Ce dernier recours fait peur. Ce vendredi, dix députés, dont six émargeant à La République en marche, ont signé une tribune dans laquelle ils cherchaient à dissuader le pouvoir d'appuyer sur le bouton, tout en développant la même analyse du comportement de la gauche. "Si nous déplorons l’attitude de certaines oppositions (…) qui empêchent la tenue d’un débat intelligible et productif, nous nous opposons avec la même ferveur à l’utilisation du 49.3. Ce serait refuser le débat que nous appelons inlassablement de nos vœux depuis plusieurs mois", y proclament-ils notamment.
Des élus se font à l'idée
"Je ne pourrai pas vendre le 49.3, qu’ils ne comptent pas sur moi pour assurer le service après-vente", a même confié une députée de la majorité, sous couvert d'anonymat, à notre antenne. Un autre, plus fataliste, a posé: "La question, ce n’est plus de savoir s’il y aura un 49.3 mais quand". D'ailleurs, petit à petit, des députés LaREM semblent en prendre leur parti, et se rabattre sur une option des plus simples: mettre l'éventuel utilisation du 49.3 sur les épaules des membres des groupes gauche démocrate et républicaine (GDR) et insoumis. Ainsi, devant nos caméras, Christine Verdier-Jouclas, élue dans le Tarn, a lancé:
"Nous, on veut débattre, nous, on veut avancer, parler des articles. C’est eux qui refusent le débat. Donc, si on arrive au 49.3, mon but c’est d’expliquer à mes administrés que nous, on n’a pas pu faire autrement. Ils en prendraient la responsabilité. Je refuserai moi de prendre la responsabilité."
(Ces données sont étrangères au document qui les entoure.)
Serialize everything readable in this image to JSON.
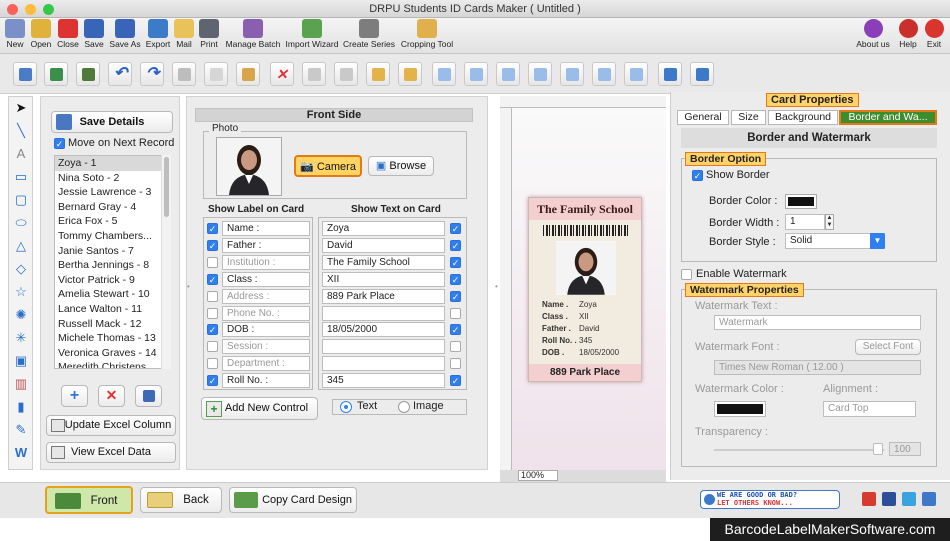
{
  "window": {
    "title": "DRPU Students ID Cards Maker ( Untitled )"
  },
  "toolbar1": {
    "items": [
      {
        "label": "New",
        "icon": "new-icon",
        "color": "#7b8fc9"
      },
      {
        "label": "Open",
        "icon": "open-folder-icon",
        "color": "#e1b23b"
      },
      {
        "label": "Close",
        "icon": "close-file-icon",
        "color": "#d33"
      },
      {
        "label": "Save",
        "icon": "save-icon",
        "color": "#3965b8"
      },
      {
        "label": "Save As",
        "icon": "save-as-icon",
        "color": "#3965b8"
      },
      {
        "label": "Export",
        "icon": "export-icon",
        "color": "#3a7cc8"
      },
      {
        "label": "Mail",
        "icon": "mail-icon",
        "color": "#e9c35a"
      },
      {
        "label": "Print",
        "icon": "print-icon",
        "color": "#5e6470"
      },
      {
        "label": "Manage Batch",
        "icon": "manage-batch-icon",
        "color": "#8a5fb0"
      },
      {
        "label": "Import Wizard",
        "icon": "import-wizard-icon",
        "color": "#5aa24f"
      },
      {
        "label": "Create Series",
        "icon": "create-series-icon",
        "color": "#7d7d7d"
      },
      {
        "label": "Cropping Tool",
        "icon": "cropping-tool-icon",
        "color": "#e0b04f"
      }
    ],
    "right": [
      {
        "label": "About us",
        "icon": "about-icon",
        "color": "#8a3fb9"
      },
      {
        "label": "Help",
        "icon": "help-icon",
        "color": "#c9302c"
      },
      {
        "label": "Exit",
        "icon": "exit-icon",
        "color": "#d9342e"
      }
    ]
  },
  "records": {
    "save_details": "Save Details",
    "move_next": "Move on Next Record",
    "items": [
      "Zoya - 1",
      "Nina Soto - 2",
      "Jessie Lawrence - 3",
      "Bernard Gray - 4",
      "Erica Fox - 5",
      "Tommy Chambers...",
      "Janie Santos - 7",
      "Bertha Jennings - 8",
      "Victor Patrick - 9",
      "Amelia Stewart - 10",
      "Lance Walton - 11",
      "Russell Mack - 12",
      "Michele Thomas - 13",
      "Veronica Graves - 14",
      "Meredith Christens..."
    ],
    "update_excel": "Update Excel Column",
    "view_excel": "View Excel Data"
  },
  "front": {
    "heading": "Front Side",
    "photo_label": "Photo",
    "camera": "Camera",
    "browse": "Browse",
    "show_label_header": "Show Label on Card",
    "show_text_header": "Show Text on Card",
    "rows": [
      {
        "label": "Name :",
        "text": "Zoya",
        "label_on": true,
        "text_on": true
      },
      {
        "label": "Father :",
        "text": "David",
        "label_on": true,
        "text_on": true
      },
      {
        "label": "Institution :",
        "text": "The Family School",
        "label_on": false,
        "text_on": true
      },
      {
        "label": "Class :",
        "text": "XII",
        "label_on": true,
        "text_on": true
      },
      {
        "label": "Address :",
        "text": "889 Park Place",
        "label_on": false,
        "text_on": true
      },
      {
        "label": "Phone No. :",
        "text": "",
        "label_on": false,
        "text_on": false
      },
      {
        "label": "DOB :",
        "text": "18/05/2000",
        "label_on": true,
        "text_on": true
      },
      {
        "label": "Session :",
        "text": "",
        "label_on": false,
        "text_on": false
      },
      {
        "label": "Department :",
        "text": "",
        "label_on": false,
        "text_on": false
      },
      {
        "label": "Roll No. :",
        "text": "345",
        "label_on": true,
        "text_on": true
      }
    ],
    "add_control": "Add New Control",
    "radio_text": "Text",
    "radio_image": "Image"
  },
  "card": {
    "school": "The Family School",
    "fields": [
      {
        "k": "Name .",
        "v": "Zoya"
      },
      {
        "k": "Class .",
        "v": "XII"
      },
      {
        "k": "Father .",
        "v": "David"
      },
      {
        "k": "Roll No. .",
        "v": "345"
      },
      {
        "k": "DOB .",
        "v": "18/05/2000"
      }
    ],
    "address": "889 Park Place",
    "zoom": "100%"
  },
  "props": {
    "title": "Card Properties",
    "tabs": [
      "General",
      "Size",
      "Background",
      "Border and Wa..."
    ],
    "section": "Border and Watermark",
    "border_option": "Border Option",
    "show_border": "Show Border",
    "border_color": "Border Color :",
    "border_width": "Border Width :",
    "border_width_val": "1",
    "border_style": "Border Style :",
    "border_style_val": "Solid",
    "enable_watermark": "Enable Watermark",
    "wm_props": "Watermark Properties",
    "wm_text": "Watermark Text :",
    "wm_text_val": "Watermark",
    "wm_font": "Watermark Font :",
    "pick_font": "Select Font",
    "wm_font_val": "Times New Roman ( 12.00 )",
    "wm_color": "Watermark Color :",
    "alignment": "Alignment :",
    "align_val": "Card Top",
    "transparency": "Transparency :",
    "transparency_val": "100"
  },
  "bottom": {
    "front": "Front",
    "back": "Back",
    "copy": "Copy Card Design",
    "feedback_line1": "WE ARE GOOD OR BAD?",
    "feedback_line2": "LET OTHERS KNOW..."
  },
  "brand": "BarcodeLabelMakerSoftware.com"
}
La France insoumise dénonce le "LBD parlementaire"
Leurs adversaires politiques et néanmoins collègues voient bien sûr les choses différemment. Pour Jean-Luc Mélenchon, ce vendredi, la profusion d'amendements ne sert qu'un but: briser la glace et forcer à ouvrir de réelles discussions.
"Il n’y a ici cette ambiance que parce que nous vivons sous la menace d’un 49.3. Nous savons depuis le premier jour que nous ne pouvons examiner les 55 articles d’une loi aussi importante, avec un nombre raisonnable d’amendements. Nous savons depuis le début que ça ne tiendra pas en 15 jours. Nous sommes donc obligés d’en déposer beaucoup pour obliger à discuter les premiers articles", a-t-il dit.
Son confrère, élu dans le Nord, Adrien Quatennens, commence lui à fourbir ses armes rhétoriques: "Avec le 49.3, ils sont en train de préparer les esprits à ce qui est une arme antidémocratique, en quelque sorte un LBD parlementaire. Après la répression à l’extérieur, ce serait la répression à l’intérieur : pas de vote de l’Assemblée nationale. Ce serait véritablement une déflagration démocratique."
Il y a du K.O. dans l'air et le gong pourrait retentir très bientôt. C'est en Conseil des ministres que l'emploi de l'article 49.3 doit être décidé. Le prochain se réunit mercredi.